Written by Editor   
Sunday, April 17, 2016 12:00 AM

Time.com reported in an article that “in the world of medicine, chiropractic … seems to hover in that gray area between standard health care—the type you’d receive at a hospital or from a physician—and acupuncturists, massage therapists and other ‘alternative’ practitioners."

“‘Chiropractic was the original holistic medicine in that it focused on treating the whole person, not just the body part that hurt,’ says Michael Schneider, an associate professor of health sciences at the University of Pittsburgh. Along with a doctorate in chiropractic, Schneider also has a PhD in rehabilitation science. His research has shown that ‘cervical and lumbar manipulation'—the back and neck adjustments most people associate with a visit to a chiropractor—can be an effective treatment for low back pain. Especially when combined with standard medical care, chiropractic manipulation often leads to better patient outcomes, other studies suggest.”

"‘The benefits of chiropractic for acute low back pain have been pretty widely accepted for years now within the medical community,' says Dr. Ronald Glick, assistant professor of psychiatry, physical medicine and rehabilitation at the University of Pittsburgh School of Medicine and coauthor of several of Schneider’s research papers. ‘When I started in practice over 30 years ago, people would look askance at a physician who recommended chiropractic, but that’s not the case anymore,’ he adds.  Still, his profession is not without controversy, he says. ‘The controversy comes in when chiropractors make claims about treating non-musculoskeletal conditions’—claims he says have little to no basis. This 'failure to present a unified front' is the biggest problem facing chiropractors today, says Dr. Scott Haldeman, a neurologist and chiropractor who teaches at both UCLA and UC Irvine.”

“Another thorny issue for chiropractors of all stripes is the public perception that spinal manipulation can result in injury or, more ominously, stroke or torn arteries. The stroke question is basically resolved,” Haldeman says, citing research that shows the risk of suffering a stroke following a chiropractic visit is extremely low, on par with the risk associated with visiting a physician. …When it comes to artery tears, Haldeman’s own research turned up only 23 such cases among more then 134 million chiropractic manipulations.”

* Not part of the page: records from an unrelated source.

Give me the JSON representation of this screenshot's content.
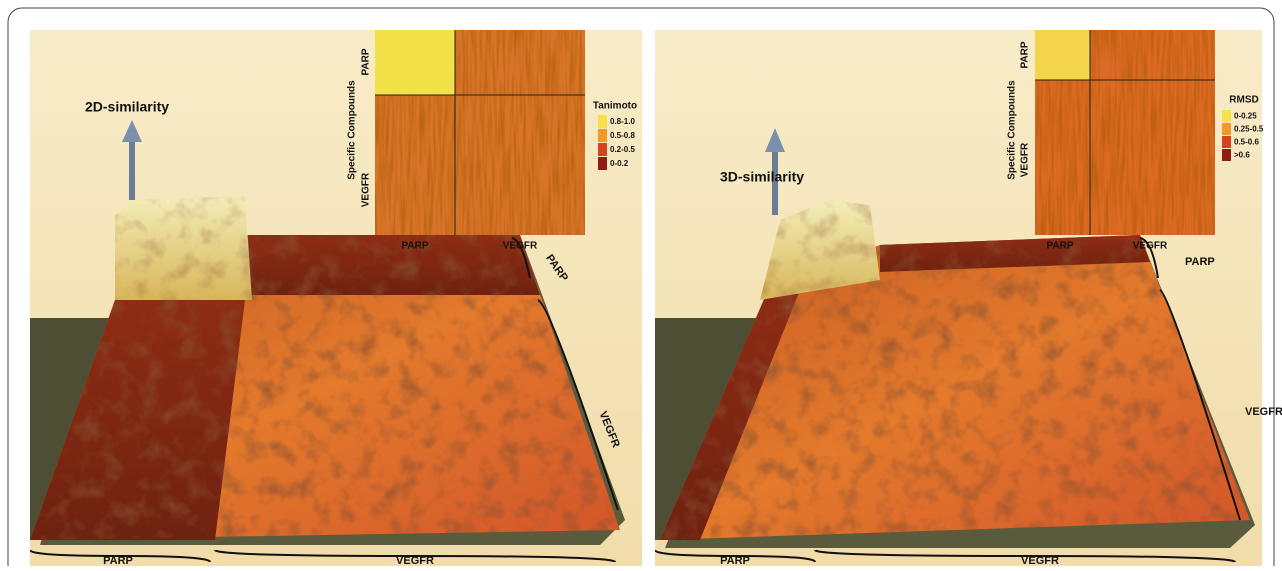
{
  "panels": [
    {
      "title": "2D-similarity",
      "heatmap": {
        "y_title": "Specific Compounds",
        "row_labels": [
          "PARP",
          "VEGFR"
        ],
        "col_labels": [
          "PARP",
          "VEGFR"
        ],
        "legend_title": "Tanimoto",
        "legend": [
          {
            "label": "0.8-1.0",
            "color": "#f6e24a"
          },
          {
            "label": "0.5-0.8",
            "color": "#ef9a2a"
          },
          {
            "label": "0.2-0.5",
            "color": "#d9401c"
          },
          {
            "label": "0-0.2",
            "color": "#8e1d12"
          }
        ]
      },
      "landscape": {
        "right_labels": [
          "PARP",
          "VEGFR"
        ],
        "bottom_labels": [
          "PARP",
          "VEGFR"
        ]
      }
    },
    {
      "title": "3D-similarity",
      "heatmap": {
        "y_title": "Specific Compounds",
        "row_labels": [
          "PARP",
          "VEGFR"
        ],
        "col_labels": [
          "PARP",
          "VEGFR"
        ],
        "legend_title": "RMSD",
        "legend": [
          {
            "label": "0-0.25",
            "color": "#f6e24a"
          },
          {
            "label": "0.25-0.5",
            "color": "#ef9a2a"
          },
          {
            "label": "0.5-0.6",
            "color": "#d9401c"
          },
          {
            "label": ">0.6",
            "color": "#8e1d12"
          }
        ]
      },
      "landscape": {
        "right_labels": [
          "PARP",
          "VEGFR"
        ],
        "bottom_labels": [
          "PARP",
          "VEGFR"
        ]
      }
    }
  ]
}
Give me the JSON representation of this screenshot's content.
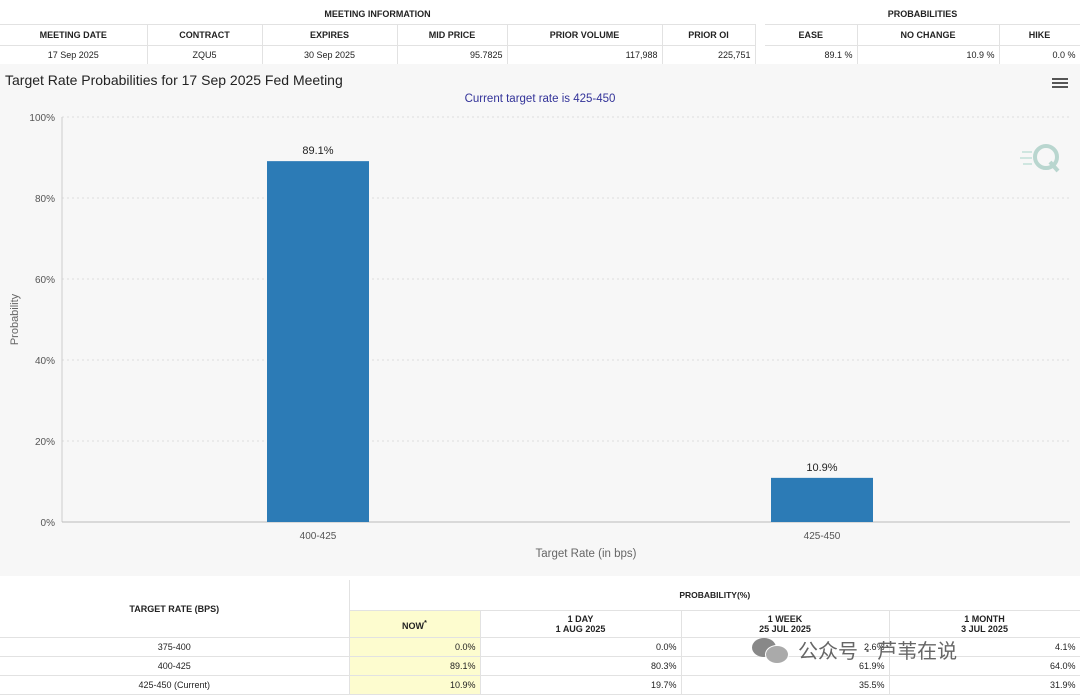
{
  "meeting_info": {
    "group_label": "MEETING INFORMATION",
    "headers": [
      "MEETING DATE",
      "CONTRACT",
      "EXPIRES",
      "MID PRICE",
      "PRIOR VOLUME",
      "PRIOR OI"
    ],
    "row": [
      "17 Sep 2025",
      "ZQU5",
      "30 Sep 2025",
      "95.7825",
      "117,988",
      "225,751"
    ]
  },
  "probabilities": {
    "group_label": "PROBABILITIES",
    "headers": [
      "EASE",
      "NO CHANGE",
      "HIKE"
    ],
    "row": [
      "89.1 %",
      "10.9 %",
      "0.0 %"
    ]
  },
  "chart": {
    "title": "Target Rate Probabilities for 17 Sep 2025 Fed Meeting",
    "subtitle": "Current target rate is 425-450",
    "menu_icon": "hamburger-menu-icon",
    "logo_icon": "q-logo-icon"
  },
  "chart_data": {
    "type": "bar",
    "categories": [
      "400-425",
      "425-450"
    ],
    "values": [
      89.1,
      10.9
    ],
    "data_labels": [
      "89.1%",
      "10.9%"
    ],
    "xlabel": "Target Rate (in bps)",
    "ylabel": "Probability",
    "ylim": [
      0,
      100
    ],
    "yticks": [
      "0%",
      "20%",
      "40%",
      "60%",
      "80%",
      "100%"
    ],
    "grid": true,
    "bar_color": "#2c7bb6"
  },
  "bottom_table": {
    "target_header": "TARGET RATE (BPS)",
    "prob_header": "PROBABILITY(%)",
    "columns": [
      {
        "line1": "NOW",
        "marker": "*",
        "line2": ""
      },
      {
        "line1": "1 DAY",
        "line2": "1 AUG 2025"
      },
      {
        "line1": "1 WEEK",
        "line2": "25 JUL 2025"
      },
      {
        "line1": "1 MONTH",
        "line2": "3 JUL 2025"
      }
    ],
    "rows": [
      {
        "rate": "375-400",
        "values": [
          "0.0%",
          "0.0%",
          "2.6%",
          "4.1%"
        ]
      },
      {
        "rate": "400-425",
        "values": [
          "89.1%",
          "80.3%",
          "61.9%",
          "64.0%"
        ]
      },
      {
        "rate": "425-450 (Current)",
        "values": [
          "10.9%",
          "19.7%",
          "35.5%",
          "31.9%"
        ]
      }
    ]
  },
  "watermark": {
    "text": "公众号 · 芦苇在说",
    "icon": "wechat-icon"
  }
}
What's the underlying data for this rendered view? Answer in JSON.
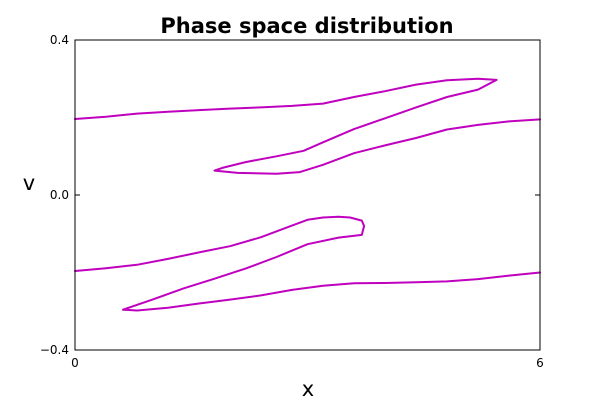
{
  "chart_data": {
    "type": "scatter",
    "title": "Phase space distribution",
    "xlabel": "x",
    "ylabel": "v",
    "xlim": [
      0,
      6
    ],
    "ylim": [
      -0.4,
      0.4
    ],
    "x_ticks": [
      {
        "value": 0,
        "label": "0"
      },
      {
        "value": 6,
        "label": "6"
      }
    ],
    "y_ticks": [
      {
        "value": 0.4,
        "label": "0.4"
      },
      {
        "value": 0.0,
        "label": "0.0"
      },
      {
        "value": -0.4,
        "label": "−0.4"
      }
    ],
    "grid": false,
    "color": "#bf00bf",
    "series": [
      {
        "x": [
          0,
          0.4,
          0.8,
          1.2,
          1.6,
          2.0,
          2.4,
          2.8,
          3.2,
          3.6,
          4.0,
          4.4,
          4.8,
          5.2,
          5.44,
          5.2,
          4.8,
          4.4,
          4.0,
          3.6,
          3.2,
          2.95,
          2.6,
          2.2,
          1.9,
          1.8,
          2.1,
          2.6,
          2.9,
          3.2,
          3.6,
          4.0,
          4.4,
          4.8,
          5.2,
          5.6,
          6.0
        ],
        "y": [
          0.196,
          0.202,
          0.21,
          0.215,
          0.219,
          0.223,
          0.226,
          0.23,
          0.236,
          0.253,
          0.268,
          0.285,
          0.296,
          0.3,
          0.297,
          0.272,
          0.253,
          0.226,
          0.198,
          0.17,
          0.136,
          0.114,
          0.1,
          0.085,
          0.07,
          0.063,
          0.057,
          0.055,
          0.059,
          0.078,
          0.108,
          0.128,
          0.147,
          0.169,
          0.181,
          0.19,
          0.195
        ]
      },
      {
        "x": [
          0,
          0.4,
          0.8,
          1.2,
          1.6,
          2.0,
          2.4,
          2.8,
          3.0,
          3.2,
          3.4,
          3.55,
          3.7,
          3.73,
          3.7,
          3.4,
          3.0,
          2.6,
          2.2,
          1.8,
          1.4,
          1.0,
          0.62,
          0.8,
          1.2,
          1.6,
          2.0,
          2.4,
          2.8,
          3.2,
          3.6,
          4.0,
          4.4,
          4.8,
          5.2,
          5.6,
          6.0
        ],
        "y": [
          -0.196,
          -0.189,
          -0.18,
          -0.165,
          -0.148,
          -0.132,
          -0.109,
          -0.079,
          -0.064,
          -0.058,
          -0.056,
          -0.058,
          -0.066,
          -0.08,
          -0.103,
          -0.11,
          -0.127,
          -0.16,
          -0.19,
          -0.216,
          -0.241,
          -0.27,
          -0.296,
          -0.298,
          -0.291,
          -0.28,
          -0.27,
          -0.259,
          -0.245,
          -0.234,
          -0.228,
          -0.227,
          -0.225,
          -0.223,
          -0.217,
          -0.208,
          -0.2
        ]
      }
    ]
  }
}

"But the biggest unsolved mystery about chiropractic treatment is exactly how spinal manipulation reduces back or neck pain. ‘Increased mobility of the spinal vertebrae and muscle relaxation probably has a lot to do with it,' Haldeman says. ‘But the truth is the mechanism is not well understood, just as back and neck pain are not well understood.’ … We know some things that cause it, but not exactly where it comes from or why it persists,’ Haldeman says. Looked at in this context, he says, it’s not odd that he and other researchers who have studied chiropractic can’t pinpoint why their treatment is effective. What’s more important is that for many patients, it does work, he says.”

“Chiropractors tend to have very high patient satisfaction rates,” Schneider says. “And from a public health perspective, we’d see a lot fewer unnecessary tests and hospitalizations and opioid prescriptions if people visited chiropractors for their back and neck pain.”